Manche dieser Fragen werden sich durch Nachprüfen der biblischen Zusammenhänge relativ schnell beantworten lassen. Andere sind schwieriger zu lösen. Wenn dem Menschen, der viel liebt, viel vergeben wird und die Liebe viele Sünden zudeckt, so kann damit nach dem Gesamtzeugnis der Bibel weder ein Verdienstgedanke oder gar Werkgerechtigkeit noch ein Kompensationsgeschäft gemeint sein. So etwa in dem Sinn: Wenn ich viel liebe, dann verdiene ich mir damit die Vergebung für meine Sünden auf anderen Gebieten (z.B. ich spende eine hohe Summe von dem Geld, das ich schwarz verdient habe, dann wird mir das vergeben oder zumindest positiv angerechnet). Nei, das würde den zentralen Aussagen der Bibel widersprechen. Gnade, Vergebung, Erlösung haben wir nicht in unserer Hand und wenn wir noch so viel lieben würden. Gott allein entscheidet in seiner Souveränität, wem er gnädig ist oder nicht. Allerdings hat Gott sich durch das Opfer von Jesus Christus am Kreuz dazu entschieden, jedem Menschen, der das in Anspruch nimmt, gnädig zu sein. Dafür hat er sich aus Liebe entschieden und dabei bleibt er. So sehr das stimmt, gibt es bei Gott aber offensichtlich doch eine Wechselwirkung zwischen Liebe und Vergebung. Das Beispiel dieser Frau zeigt es: Wer sich so mit großer Liebe Jesus zugewendet, wer so mit aller Sehnsucht die Nähe von Jesus sucht, wer sich so mit einer liebevollen Hingabe an Jesus ausliefert, ungeachtet was andere dazu sagen, dem wird Vergebung seiner Sünden zugesagt. “Deine Sünden sind dir vergeben”, versichert Jesus dieser Frau. Die Bibel weiß davon zu berichten, dass Gott Sünde aufdeckt und zudeckt. Und Gott beteiligt uns daran. Dabei sind wir im Aufdecken von Sünde meist fit. Aber um es gut zu machen, brauchen wir Liebe. Sonst endet die Sache im Desaster.
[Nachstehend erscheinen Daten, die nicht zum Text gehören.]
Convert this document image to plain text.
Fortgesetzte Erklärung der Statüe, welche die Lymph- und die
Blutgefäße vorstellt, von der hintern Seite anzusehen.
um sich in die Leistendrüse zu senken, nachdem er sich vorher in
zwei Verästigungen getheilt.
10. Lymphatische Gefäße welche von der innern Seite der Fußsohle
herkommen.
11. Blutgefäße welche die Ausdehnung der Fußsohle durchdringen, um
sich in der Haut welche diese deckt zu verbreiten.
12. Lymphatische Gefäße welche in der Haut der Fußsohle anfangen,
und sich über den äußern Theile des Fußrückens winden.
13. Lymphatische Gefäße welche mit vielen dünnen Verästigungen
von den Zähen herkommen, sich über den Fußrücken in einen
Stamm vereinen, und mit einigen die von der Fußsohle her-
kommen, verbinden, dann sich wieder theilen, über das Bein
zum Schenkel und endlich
Wieviel mehr Liebe brauchen wir zum Zudecken von Sünde. Dabei geht es nicht darum, dass unbewältigte und unvergebene Schuld verdrängt oder mit dem berühmten ‘Mantel der Liebe’ einfach überdeckt wird. Aber doch so, dass sie mit Liebe ‘chemisch’ gereinigt wird. Wo viel geliebt wird, sagt Jesus, wird viel vergeben. Und noch spitzer: “Wer viel liebt, dem wird viel vergeben” Wer so aufeinander sieht und Wege zueinander geht, stochert nicht in den Fehlern und Schwächen und Verfehlungen der anderen – und der eigenen – herum. Der zerrt sie nicht schadenfroh ans Tageslicht und ergießt sich

darüber mit Klatsch und Tratsch. Sondern die Liebe deckt viele Sünden zu. Sie schließt die Sünden luftdicht ab, damit sie ersticken. Zum Vergeben gehört deshalb auch das Vergessen. Wer viel liebt, wird auch viel vergessen. Durch Liebe wird vergessen und vergeben, beides, und das betrifft sowohl fremde wie auch eigene Schuld, auch hier beides! Der Rückschluss gilt allerdings auch: Zurückgehaltene Liebe, nicht gewährte Liebe, entzogene Liebe entzieht auch die Vergebung. “Wer das Gute zu tun weiß und tun kann, und es nicht tut, der sündigt”, heißt es im Jakobusbrief. Um zum Schluss deutlich zu machen, dass das alles nicht an dem anderen Schlüsselbegriff der Bibel, nämlich dem Glauben, vorbei geht, sondern das Grundlegende ist, sagt Jesus der Frau am Ende der Szene: “Dein Glaube hat dir geholfen. Geh in Frieden!” (V. 50). Also, die Liebe ist das Größte (“Wer viel liebt, dem wird viel vergeben”), aber ohne Glauben ist auch die Liebe nicht das, was sie sein soll. Uns rettet letztlich nicht die Liebe, wie groß sie auch sei, sondern nur der Glaube an Jesus Christus. Aber der Glaube ohne Liebe ist tot. Und dann rettet er auch nicht.